The Bank of England released today minutes from Court meetings between 2007 and 2009, covering the period of the financial crisis.
The special release is part of an effort to increase the transparency of the bank, which has been criticised for keeping the Court — which is meant to be its governing body — in the dark
In a statement, Treasury Select Committee head Andrew Tyrie said that during the financial crisis “the Bank of England did not have a board worthy of the name.” It was effectively dominated by governor Mervyn King and the Court was ineffective as a regulatory body.
A prime example of the bank’s secrecy contained in the minutes is a set of weird name animals used to refer to struggling financial institutions, most of which had to be bailed out.
“The Governor outlined a proposed emergency facility for Fox in the light of its current financial circumstances stand out,” one part reads.
The names were presumably used to prevent specific details leaking out if anyone got hold of the minutes.
The list below shows the code names for each bank.
The names make the Bank of England Transactions Committee minutes sound a bit like the Watership Down crossed with Margin Call.
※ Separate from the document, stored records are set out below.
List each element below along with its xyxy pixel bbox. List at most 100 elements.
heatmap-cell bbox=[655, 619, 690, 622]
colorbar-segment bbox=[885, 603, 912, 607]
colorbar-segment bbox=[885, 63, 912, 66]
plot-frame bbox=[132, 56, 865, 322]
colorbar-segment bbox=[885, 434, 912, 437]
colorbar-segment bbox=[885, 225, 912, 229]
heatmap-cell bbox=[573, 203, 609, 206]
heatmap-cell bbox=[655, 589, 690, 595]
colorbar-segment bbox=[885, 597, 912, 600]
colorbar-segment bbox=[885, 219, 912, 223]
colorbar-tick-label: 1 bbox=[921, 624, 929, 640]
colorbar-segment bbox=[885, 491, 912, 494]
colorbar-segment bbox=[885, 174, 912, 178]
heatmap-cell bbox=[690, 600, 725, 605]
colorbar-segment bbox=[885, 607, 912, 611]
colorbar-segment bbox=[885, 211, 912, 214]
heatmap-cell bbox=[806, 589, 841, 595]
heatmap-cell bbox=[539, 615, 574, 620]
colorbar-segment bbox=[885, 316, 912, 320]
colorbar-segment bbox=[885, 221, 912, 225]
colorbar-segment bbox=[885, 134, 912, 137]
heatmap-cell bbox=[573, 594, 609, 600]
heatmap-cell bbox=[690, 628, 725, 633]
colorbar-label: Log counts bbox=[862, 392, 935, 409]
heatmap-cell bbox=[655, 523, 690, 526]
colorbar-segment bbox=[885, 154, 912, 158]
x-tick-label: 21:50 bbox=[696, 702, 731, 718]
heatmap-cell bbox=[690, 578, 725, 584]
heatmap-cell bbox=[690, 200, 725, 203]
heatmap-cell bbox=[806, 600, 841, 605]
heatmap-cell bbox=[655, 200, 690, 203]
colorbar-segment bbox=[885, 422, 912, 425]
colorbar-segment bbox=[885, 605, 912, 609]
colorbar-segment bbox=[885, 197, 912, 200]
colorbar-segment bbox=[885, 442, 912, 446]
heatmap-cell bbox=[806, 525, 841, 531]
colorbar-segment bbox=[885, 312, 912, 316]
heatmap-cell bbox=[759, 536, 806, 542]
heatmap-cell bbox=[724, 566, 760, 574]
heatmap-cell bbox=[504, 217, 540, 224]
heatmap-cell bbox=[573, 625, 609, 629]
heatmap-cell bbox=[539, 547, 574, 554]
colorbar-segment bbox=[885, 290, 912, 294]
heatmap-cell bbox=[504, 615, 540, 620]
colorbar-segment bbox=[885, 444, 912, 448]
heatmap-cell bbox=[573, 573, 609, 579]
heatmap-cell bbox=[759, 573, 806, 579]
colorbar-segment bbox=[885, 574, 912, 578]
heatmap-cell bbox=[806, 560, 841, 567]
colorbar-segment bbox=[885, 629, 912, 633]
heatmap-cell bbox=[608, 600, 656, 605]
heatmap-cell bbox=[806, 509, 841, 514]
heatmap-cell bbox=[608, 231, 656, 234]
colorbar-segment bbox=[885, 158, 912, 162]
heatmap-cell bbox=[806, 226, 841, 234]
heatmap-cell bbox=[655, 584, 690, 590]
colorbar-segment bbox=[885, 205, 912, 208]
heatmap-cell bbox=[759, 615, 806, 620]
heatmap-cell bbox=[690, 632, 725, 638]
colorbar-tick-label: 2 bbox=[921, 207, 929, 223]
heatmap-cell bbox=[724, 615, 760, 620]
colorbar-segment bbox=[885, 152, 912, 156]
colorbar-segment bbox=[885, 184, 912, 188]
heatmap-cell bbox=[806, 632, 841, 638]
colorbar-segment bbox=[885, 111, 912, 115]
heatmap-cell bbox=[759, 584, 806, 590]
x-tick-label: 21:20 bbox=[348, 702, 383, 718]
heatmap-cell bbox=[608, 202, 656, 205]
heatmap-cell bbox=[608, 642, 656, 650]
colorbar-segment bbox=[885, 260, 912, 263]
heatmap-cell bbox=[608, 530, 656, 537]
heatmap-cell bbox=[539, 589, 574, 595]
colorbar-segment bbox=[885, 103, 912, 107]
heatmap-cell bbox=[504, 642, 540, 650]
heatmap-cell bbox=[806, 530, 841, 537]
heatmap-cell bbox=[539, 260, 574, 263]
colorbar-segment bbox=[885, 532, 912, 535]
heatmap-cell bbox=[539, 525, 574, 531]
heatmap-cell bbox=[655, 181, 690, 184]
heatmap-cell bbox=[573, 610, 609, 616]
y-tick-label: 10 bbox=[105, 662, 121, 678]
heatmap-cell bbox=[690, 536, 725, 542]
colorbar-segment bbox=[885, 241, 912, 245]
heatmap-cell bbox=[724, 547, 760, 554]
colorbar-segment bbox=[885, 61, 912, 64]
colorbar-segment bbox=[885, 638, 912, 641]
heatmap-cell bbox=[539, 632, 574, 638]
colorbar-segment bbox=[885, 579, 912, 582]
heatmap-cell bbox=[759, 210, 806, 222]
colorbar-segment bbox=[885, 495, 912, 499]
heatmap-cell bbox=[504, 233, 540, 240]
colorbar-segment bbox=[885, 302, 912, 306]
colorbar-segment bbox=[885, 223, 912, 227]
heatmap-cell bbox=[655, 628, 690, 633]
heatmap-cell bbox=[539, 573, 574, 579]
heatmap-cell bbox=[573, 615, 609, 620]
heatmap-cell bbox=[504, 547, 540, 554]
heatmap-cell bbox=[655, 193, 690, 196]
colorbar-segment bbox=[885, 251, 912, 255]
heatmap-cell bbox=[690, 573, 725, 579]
For example, see if you can decipher the paragraph below:
Badger had made good progress in addressing their position. Recent sales of assets (commercial property) had secured sufficient funding to see them through to the middle of 2008..
In contrast, the Committee was told that senior management of Tiger had been less seized about the urgency of resolving future funding matters.
“Badger” is the name for Bradford and Bingley. And “Tiger” refers to Alliance and Leicester. In the end, Tiger didn’t resolve its future funding matters and was bought by Spanish bank Santander in 2008. The government came to Badger’s rescue, and still owns it to this day.